Abstract
As long as enough high seawalls are constructed along the coast lines, industrial facilities in coastal areas can be protected against tsunami inundation. However, even when high seawalls exist, seawater will come into landside areas through water channels such as intakes, outfalls and drainage channels. Coming seawater will possibly induce inundation disasters, damaging electrical facilities and losing evacuation routes. In this study, an integrated numerical simulation model for inundations induced by tsunami overflows was developed. The simulation model consists of a 1-D pipe network flow model to simulate overflow volume from pits of a water channel and flow of the pipes and a 2-D inundation model to simulate inundation flow on the ground.
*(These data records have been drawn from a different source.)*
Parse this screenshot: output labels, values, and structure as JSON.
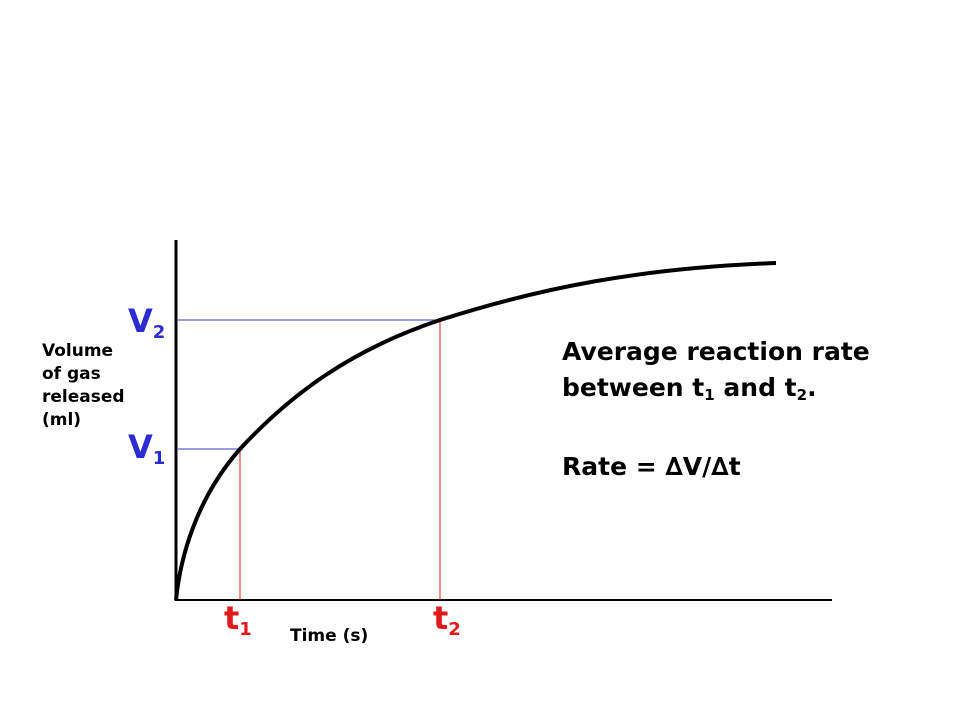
{
  "y_axis_label": [
    "Volume",
    "of gas",
    "released",
    "(ml)"
  ],
  "x_axis_label": "Time (s)",
  "v1": {
    "main": "V",
    "sub": "1"
  },
  "v2": {
    "main": "V",
    "sub": "2"
  },
  "t1": {
    "main": "t",
    "sub": "1"
  },
  "t2": {
    "main": "t",
    "sub": "2"
  },
  "note": {
    "line1": "Average reaction rate",
    "line2_pre": "between t",
    "line2_sub1": "1",
    "line2_mid": " and t",
    "line2_sub2": "2",
    "line2_end": ".",
    "formula": "Rate = ∆V/∆t"
  },
  "colors": {
    "curve": "#000000",
    "v_guides": "#3a3ac8",
    "t_guides": "#e11b1b",
    "v_labels": "#2b2bd0",
    "t_labels": "#e11b1b"
  }
}
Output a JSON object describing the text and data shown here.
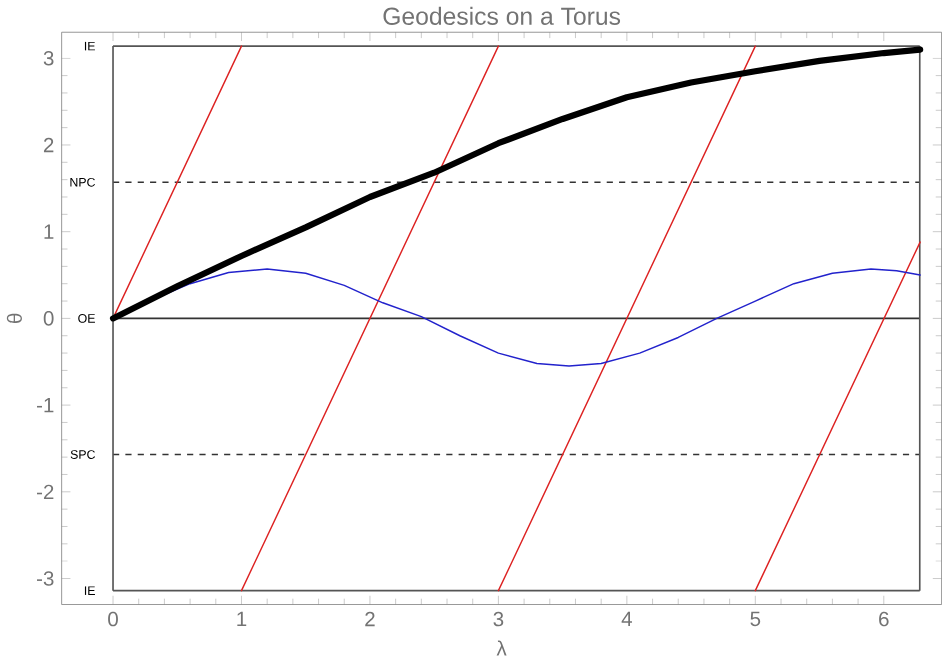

The developed simulation model was verified with hydraulic experiments. In the experiment, an idealized coastal industrial area, equipped with a drainage water channel network, was set in a wave basin with 1/30 scale. It was found that although the simulation model doesn't consider the effects of surface tension forces, which act in this experiment to some extent, it reproduces the inundation areas and the time series of inundation depths obtained by the experiment, relatively well. If the surface tension forces are programmed into the simulation model, the simulation results will surely show better agreements with the experiment. However, surface tension forces can be neglected in the real scale and therefore, in the practical situation where surface tension forces are enough small, the simulation model is applicable. Since it has advantages of requiring less computational efforts compared with a 3-D simulation model, it is helpful to analysis the risks of tsunami overflow inundation and to contrive suitable BCPs.